Not to be outshone, Sandoval also told participants of the welcome partnerships they would find in Nevada.

He, too, arrived with a 50-member delegation of Nevadans eager to hear about the Israeli water industry – the first such Nevadan trade mission to Israel, he said.

“Governor Perry talks about competition.

He wins some, we win some,” Sandoval joked. “We are very proud of our water center of excellence. I humbly ask you to check Nevada out.”

Although the city of Las Vegas has made huge strides in terms of confronting water challenges, and features the new Nevada Center of Excellence for water management and data analytics, the Southern Nevada Water Authority is still facing huge challenges, Sandoval stressed. A leader in municipal water, the authority is eager to form partnerships with the global community.

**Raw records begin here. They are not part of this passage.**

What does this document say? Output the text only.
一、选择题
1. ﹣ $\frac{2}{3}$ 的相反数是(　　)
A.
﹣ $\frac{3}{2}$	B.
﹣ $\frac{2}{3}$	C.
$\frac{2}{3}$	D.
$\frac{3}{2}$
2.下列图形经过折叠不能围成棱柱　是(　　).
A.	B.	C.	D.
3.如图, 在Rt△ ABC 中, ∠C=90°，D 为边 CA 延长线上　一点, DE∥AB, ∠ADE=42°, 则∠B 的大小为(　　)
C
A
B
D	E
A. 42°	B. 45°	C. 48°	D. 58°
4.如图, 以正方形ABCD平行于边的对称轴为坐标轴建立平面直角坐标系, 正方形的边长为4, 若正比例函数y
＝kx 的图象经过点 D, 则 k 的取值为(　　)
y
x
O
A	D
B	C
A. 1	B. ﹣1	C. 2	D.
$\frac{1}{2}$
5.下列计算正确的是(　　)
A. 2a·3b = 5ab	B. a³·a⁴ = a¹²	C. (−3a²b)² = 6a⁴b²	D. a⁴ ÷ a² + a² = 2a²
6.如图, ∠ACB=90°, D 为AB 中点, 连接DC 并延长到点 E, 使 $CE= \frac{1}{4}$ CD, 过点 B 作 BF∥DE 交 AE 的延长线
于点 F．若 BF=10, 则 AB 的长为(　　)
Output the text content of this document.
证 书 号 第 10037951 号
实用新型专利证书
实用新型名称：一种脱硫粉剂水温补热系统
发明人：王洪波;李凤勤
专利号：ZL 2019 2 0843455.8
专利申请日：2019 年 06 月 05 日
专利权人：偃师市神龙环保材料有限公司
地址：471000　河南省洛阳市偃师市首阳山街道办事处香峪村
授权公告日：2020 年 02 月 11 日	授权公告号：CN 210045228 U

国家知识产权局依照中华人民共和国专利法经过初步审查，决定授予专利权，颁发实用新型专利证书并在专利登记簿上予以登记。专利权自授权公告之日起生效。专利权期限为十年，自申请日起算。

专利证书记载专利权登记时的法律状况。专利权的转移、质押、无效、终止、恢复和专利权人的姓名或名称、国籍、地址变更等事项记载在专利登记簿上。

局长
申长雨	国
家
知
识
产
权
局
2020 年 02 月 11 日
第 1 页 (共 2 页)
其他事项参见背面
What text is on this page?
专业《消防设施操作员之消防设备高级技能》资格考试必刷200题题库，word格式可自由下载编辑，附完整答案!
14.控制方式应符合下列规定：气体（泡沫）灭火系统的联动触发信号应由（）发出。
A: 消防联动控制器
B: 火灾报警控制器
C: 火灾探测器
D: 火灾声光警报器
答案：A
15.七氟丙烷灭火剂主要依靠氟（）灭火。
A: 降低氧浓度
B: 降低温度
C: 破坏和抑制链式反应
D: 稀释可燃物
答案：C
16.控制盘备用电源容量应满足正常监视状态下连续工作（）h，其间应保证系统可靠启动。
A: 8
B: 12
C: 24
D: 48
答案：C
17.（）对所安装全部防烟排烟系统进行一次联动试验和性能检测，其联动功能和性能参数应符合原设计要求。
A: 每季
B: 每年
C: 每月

Israel’s national water corporation, Mekorot, already has a home in Reno, Nevada, the governor noted.

“You see the success story of what has come out of the desert here in such a short time,” Sandoval said, adding that Israel’s success gave him hope that he “can do something for [his] great state.”

Mark Ellison, a member of the private sector who works with the government and industry in Texas’s water arena, told The Jerusalem Post that with 1,000 people moving daily to the Lone Star state, the water supply was facing enormous pressure.

“We’re taking measures to put in place financing for water infrastructure expansion,” Ellison said. “The reason we’re here and working with Project Interchange is that we also need technology and management practices that are prevalent in the Israeli water sector.”

He stressed that he and the other members of his delegation hoped to see Israeli firms moving into the Texas market, bringing with them key irrigation, desalination and wastewater treatment technologies.

However, one challenge companies might face upon entering, he acknowledged, is that in Texas there are more than 43,000 municipal water systems that all function independently.

While this factor does represent a challenge, bodies like the Texas- Israel Chamber of Commerce help companies overcome such obstacles, Ellison explained.

“You have to start, you have to be on the ground,” he said.

While the Project Interchange delegation largely included water practitioners from public water utilities and regional authorities, the Texas- Israel Chamber of Commerce delegation included a range of corporate and academic leaders in the sector.

The sole purpose of their visit, explained the latter body’s CEO and president, Clare Freeman, is to learn more about water technology being innovated in Israel.

“The State of Texas has a water crisis to solve, and we believe strongly that the solution has been developed right here in Israel,” Freeman said. “Our mission is to be the primary driver of economic development between Texas and Israel. We feel this is a great business opportunity for Israeli water companies, and Texans will be the beneficiaries.”